BLM is a big player in many western states. It manages over 60 percent of land located in Nevada and 42 percent in Utah.
There are 275,881 acres of BLM land in South Dakota, which is .056 percent of the state’s total acreage. The land is located mostly in the northwest.
South Dakota Sens. John Thune and Mike Rounds and Rep. Dusty Johnson are also expressing their opposition to the rule. In an emailed statement, they said the rule prioritizes conservation over current standards for multiple-use lands.
In its proposed rules in the federal register, the BLM said the provision is not intended to preclude other uses on the land, such as grazing, mining and recreation.
"Conservation leases should not disturb existing authorizations, valid existing rights, or state or Tribal land use management," the BLM said in its proposed rule. "Rather, this proposed rule is intended to raise conservation up to be on par with other uses under the principles of multiple use and sustained yield."

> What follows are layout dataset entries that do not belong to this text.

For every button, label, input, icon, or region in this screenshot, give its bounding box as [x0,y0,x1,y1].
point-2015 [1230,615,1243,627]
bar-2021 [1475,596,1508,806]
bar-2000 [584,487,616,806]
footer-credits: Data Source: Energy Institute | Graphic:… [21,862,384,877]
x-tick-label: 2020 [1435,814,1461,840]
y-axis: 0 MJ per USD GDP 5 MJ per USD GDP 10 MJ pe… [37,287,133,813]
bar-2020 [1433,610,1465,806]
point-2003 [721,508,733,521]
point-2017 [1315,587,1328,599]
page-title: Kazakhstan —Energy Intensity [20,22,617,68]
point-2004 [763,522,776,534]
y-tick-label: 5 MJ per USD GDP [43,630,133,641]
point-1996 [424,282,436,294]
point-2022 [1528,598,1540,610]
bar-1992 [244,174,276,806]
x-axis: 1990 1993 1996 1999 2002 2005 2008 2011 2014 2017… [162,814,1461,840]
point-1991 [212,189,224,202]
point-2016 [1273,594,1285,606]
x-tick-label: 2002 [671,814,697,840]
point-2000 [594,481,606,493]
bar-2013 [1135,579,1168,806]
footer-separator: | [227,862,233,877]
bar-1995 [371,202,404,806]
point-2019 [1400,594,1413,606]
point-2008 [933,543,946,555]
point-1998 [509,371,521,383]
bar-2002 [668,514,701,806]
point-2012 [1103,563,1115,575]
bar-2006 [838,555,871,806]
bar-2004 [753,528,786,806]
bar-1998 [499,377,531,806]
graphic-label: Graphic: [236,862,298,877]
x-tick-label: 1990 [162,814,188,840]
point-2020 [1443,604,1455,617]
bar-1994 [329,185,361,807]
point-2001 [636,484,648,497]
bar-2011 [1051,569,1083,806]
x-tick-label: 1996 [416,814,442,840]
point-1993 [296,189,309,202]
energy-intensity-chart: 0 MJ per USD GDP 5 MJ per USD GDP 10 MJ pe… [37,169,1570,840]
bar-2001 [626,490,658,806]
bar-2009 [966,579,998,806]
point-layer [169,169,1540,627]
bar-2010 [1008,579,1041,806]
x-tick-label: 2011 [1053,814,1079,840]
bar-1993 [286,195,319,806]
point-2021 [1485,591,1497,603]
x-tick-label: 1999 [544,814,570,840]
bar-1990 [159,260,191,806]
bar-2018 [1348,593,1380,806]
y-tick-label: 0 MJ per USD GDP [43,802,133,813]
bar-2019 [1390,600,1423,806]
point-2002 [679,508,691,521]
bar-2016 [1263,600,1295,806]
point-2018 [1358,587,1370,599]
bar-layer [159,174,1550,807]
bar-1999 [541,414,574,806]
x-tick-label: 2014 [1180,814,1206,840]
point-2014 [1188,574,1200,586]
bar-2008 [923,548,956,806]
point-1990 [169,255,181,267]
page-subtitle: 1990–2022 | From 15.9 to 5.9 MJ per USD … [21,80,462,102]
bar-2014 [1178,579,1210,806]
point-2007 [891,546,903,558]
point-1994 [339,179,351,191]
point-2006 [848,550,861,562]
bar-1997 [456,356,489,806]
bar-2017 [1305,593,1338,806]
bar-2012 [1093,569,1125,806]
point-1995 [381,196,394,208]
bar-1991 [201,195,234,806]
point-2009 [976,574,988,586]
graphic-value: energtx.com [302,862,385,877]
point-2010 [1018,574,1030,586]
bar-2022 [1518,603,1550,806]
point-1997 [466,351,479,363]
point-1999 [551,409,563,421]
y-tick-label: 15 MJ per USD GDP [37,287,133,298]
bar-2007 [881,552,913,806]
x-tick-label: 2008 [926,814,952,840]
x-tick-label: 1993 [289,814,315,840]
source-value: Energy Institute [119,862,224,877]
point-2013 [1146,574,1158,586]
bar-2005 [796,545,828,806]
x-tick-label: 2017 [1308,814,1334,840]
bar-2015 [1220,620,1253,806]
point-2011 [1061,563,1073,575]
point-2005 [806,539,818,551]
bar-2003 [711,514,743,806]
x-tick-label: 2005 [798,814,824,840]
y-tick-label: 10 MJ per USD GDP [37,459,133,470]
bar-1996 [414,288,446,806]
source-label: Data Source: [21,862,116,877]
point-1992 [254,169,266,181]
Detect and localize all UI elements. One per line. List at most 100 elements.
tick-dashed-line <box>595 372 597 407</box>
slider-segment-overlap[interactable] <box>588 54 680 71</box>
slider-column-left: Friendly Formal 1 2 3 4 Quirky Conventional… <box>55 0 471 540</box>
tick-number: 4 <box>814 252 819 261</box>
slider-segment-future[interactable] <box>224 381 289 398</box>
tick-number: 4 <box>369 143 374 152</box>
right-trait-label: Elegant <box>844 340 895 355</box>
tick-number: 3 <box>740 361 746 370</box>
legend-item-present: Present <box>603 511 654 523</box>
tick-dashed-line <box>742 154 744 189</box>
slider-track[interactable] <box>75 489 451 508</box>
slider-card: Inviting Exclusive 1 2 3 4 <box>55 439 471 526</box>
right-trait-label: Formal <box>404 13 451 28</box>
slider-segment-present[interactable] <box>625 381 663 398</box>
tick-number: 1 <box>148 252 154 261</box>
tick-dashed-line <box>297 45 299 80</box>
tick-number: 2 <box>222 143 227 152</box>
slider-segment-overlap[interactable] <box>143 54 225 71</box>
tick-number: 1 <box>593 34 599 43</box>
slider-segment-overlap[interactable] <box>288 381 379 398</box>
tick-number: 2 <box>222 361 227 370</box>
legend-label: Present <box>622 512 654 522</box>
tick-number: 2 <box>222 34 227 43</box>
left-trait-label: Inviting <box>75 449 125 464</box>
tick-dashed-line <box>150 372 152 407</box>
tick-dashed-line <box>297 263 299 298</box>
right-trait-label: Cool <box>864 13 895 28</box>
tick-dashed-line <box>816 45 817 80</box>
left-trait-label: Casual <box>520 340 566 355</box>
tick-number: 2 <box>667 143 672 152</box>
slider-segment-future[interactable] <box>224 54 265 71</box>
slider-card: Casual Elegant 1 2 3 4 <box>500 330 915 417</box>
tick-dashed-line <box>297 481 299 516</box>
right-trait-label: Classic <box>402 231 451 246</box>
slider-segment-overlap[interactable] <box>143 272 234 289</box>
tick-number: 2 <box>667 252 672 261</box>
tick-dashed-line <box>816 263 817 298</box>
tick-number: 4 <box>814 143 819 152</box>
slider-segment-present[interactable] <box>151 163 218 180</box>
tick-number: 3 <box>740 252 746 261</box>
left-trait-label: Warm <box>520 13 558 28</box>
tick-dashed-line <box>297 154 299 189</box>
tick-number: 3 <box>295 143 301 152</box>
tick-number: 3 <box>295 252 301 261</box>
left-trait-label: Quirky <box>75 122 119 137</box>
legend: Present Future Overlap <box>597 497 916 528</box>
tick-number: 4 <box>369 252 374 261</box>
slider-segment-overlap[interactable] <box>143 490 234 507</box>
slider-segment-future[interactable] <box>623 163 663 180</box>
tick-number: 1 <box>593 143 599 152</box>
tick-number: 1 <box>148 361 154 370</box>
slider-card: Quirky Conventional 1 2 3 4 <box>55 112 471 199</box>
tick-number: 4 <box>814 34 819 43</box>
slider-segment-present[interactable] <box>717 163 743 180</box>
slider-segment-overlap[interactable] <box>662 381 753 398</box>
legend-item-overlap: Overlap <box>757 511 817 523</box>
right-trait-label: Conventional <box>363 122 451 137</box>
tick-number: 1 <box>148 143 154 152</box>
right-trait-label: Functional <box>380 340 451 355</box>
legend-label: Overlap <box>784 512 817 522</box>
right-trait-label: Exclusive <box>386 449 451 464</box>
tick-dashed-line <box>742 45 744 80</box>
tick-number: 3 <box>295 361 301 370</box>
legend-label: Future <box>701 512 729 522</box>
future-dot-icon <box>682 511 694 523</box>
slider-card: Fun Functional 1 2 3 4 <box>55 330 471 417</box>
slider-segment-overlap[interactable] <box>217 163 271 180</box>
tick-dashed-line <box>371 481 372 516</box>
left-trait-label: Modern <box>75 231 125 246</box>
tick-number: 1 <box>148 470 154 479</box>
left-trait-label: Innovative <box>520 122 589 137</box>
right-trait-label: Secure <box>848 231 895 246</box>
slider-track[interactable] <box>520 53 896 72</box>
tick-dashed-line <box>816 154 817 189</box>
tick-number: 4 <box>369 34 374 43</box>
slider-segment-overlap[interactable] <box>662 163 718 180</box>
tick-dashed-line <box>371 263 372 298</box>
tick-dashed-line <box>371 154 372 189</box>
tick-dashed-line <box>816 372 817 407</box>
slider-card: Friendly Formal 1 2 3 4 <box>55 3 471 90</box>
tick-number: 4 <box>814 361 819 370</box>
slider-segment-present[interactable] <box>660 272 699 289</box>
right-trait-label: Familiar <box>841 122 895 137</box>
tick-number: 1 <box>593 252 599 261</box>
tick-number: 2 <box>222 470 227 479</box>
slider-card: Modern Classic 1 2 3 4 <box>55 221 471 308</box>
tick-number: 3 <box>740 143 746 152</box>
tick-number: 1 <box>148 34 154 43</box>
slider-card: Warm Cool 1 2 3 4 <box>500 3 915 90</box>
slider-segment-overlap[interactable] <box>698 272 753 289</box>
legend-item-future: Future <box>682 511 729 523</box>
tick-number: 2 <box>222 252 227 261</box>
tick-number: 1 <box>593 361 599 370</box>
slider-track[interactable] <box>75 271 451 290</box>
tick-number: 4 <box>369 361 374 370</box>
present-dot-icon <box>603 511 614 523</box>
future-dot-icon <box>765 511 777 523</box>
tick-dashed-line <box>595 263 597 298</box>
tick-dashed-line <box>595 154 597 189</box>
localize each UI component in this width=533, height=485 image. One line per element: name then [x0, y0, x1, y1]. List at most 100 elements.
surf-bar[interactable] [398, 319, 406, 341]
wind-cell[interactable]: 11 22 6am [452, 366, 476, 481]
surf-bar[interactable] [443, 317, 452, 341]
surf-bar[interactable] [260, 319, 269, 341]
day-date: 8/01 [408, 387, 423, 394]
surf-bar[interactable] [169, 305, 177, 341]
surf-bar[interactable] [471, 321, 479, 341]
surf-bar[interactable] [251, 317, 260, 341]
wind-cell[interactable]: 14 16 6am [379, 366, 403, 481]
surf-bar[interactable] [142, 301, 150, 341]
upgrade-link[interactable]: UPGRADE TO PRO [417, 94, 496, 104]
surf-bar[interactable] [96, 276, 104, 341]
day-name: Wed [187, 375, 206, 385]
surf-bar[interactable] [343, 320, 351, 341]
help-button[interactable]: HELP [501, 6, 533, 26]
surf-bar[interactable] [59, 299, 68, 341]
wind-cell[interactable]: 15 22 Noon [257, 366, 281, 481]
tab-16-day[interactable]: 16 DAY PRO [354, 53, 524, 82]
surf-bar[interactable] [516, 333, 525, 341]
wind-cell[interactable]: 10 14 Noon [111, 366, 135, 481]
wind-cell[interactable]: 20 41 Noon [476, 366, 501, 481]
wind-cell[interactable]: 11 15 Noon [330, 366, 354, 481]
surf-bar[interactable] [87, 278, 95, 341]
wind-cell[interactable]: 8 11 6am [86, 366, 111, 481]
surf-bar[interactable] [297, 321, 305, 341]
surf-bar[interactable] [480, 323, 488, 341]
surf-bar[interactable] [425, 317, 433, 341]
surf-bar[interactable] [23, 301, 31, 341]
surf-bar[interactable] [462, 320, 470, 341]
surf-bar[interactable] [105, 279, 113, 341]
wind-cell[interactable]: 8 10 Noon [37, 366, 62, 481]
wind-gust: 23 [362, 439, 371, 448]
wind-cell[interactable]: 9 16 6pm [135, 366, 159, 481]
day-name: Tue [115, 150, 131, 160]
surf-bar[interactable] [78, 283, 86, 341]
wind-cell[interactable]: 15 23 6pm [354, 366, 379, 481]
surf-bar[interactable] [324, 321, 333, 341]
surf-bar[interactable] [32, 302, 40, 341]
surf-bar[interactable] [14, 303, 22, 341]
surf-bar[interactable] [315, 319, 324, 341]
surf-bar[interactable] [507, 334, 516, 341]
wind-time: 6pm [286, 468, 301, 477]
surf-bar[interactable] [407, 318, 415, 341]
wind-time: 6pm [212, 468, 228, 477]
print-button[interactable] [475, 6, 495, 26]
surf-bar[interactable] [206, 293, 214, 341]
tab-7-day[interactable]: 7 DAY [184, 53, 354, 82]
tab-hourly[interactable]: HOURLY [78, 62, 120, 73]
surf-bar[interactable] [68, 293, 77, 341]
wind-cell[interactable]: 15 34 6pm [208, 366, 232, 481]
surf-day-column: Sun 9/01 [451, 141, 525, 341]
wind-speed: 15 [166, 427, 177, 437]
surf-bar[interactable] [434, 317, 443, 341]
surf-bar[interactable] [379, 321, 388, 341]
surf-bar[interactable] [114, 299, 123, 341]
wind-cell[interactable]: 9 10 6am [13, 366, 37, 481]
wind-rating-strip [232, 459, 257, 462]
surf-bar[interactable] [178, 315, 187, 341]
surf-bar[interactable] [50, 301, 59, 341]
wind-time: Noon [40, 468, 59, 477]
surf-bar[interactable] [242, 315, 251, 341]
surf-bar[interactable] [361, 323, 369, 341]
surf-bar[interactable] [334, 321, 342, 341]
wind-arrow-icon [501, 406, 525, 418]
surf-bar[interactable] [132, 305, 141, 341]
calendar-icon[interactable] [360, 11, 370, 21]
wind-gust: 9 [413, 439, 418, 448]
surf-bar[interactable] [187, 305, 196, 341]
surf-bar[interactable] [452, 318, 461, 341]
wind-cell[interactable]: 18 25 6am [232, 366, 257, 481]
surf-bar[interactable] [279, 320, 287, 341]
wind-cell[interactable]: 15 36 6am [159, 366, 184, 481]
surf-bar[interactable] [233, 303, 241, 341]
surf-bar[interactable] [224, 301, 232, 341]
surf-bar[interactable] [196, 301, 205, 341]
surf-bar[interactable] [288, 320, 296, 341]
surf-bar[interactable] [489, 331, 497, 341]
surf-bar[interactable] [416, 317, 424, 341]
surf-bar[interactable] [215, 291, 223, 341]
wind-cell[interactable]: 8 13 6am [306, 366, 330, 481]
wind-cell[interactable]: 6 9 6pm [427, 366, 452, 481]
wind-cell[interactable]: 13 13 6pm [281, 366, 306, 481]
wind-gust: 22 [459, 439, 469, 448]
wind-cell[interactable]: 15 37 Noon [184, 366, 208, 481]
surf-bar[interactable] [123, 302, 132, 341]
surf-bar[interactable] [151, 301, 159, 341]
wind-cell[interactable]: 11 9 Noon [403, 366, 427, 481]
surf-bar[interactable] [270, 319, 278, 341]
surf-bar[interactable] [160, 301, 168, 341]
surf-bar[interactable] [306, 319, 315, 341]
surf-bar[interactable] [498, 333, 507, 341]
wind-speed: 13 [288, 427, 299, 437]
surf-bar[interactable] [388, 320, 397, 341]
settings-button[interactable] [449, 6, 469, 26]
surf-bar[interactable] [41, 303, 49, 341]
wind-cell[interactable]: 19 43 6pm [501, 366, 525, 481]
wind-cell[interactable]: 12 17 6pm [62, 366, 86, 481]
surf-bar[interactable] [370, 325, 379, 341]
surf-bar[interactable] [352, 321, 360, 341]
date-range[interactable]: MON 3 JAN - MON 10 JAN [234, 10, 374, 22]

It is common for the agency to layer leases. Grazing and oil and gas leases are often issued for the same location.
Supporters of the rule say it’ll help preserve the nation’s public lands and resources.
Representative Melanie Stansbury is a Democrat from New Mexico. She supports the rule change and has seen a similar program work in her state.
“The rule is not designed to try to take ranchers and their livestock off of our public lands," Stansbury said. "That’s just not the case.”
Supporters said if the rule goes into place BLM decisions on which leases to grant will still get made by a local BLM office.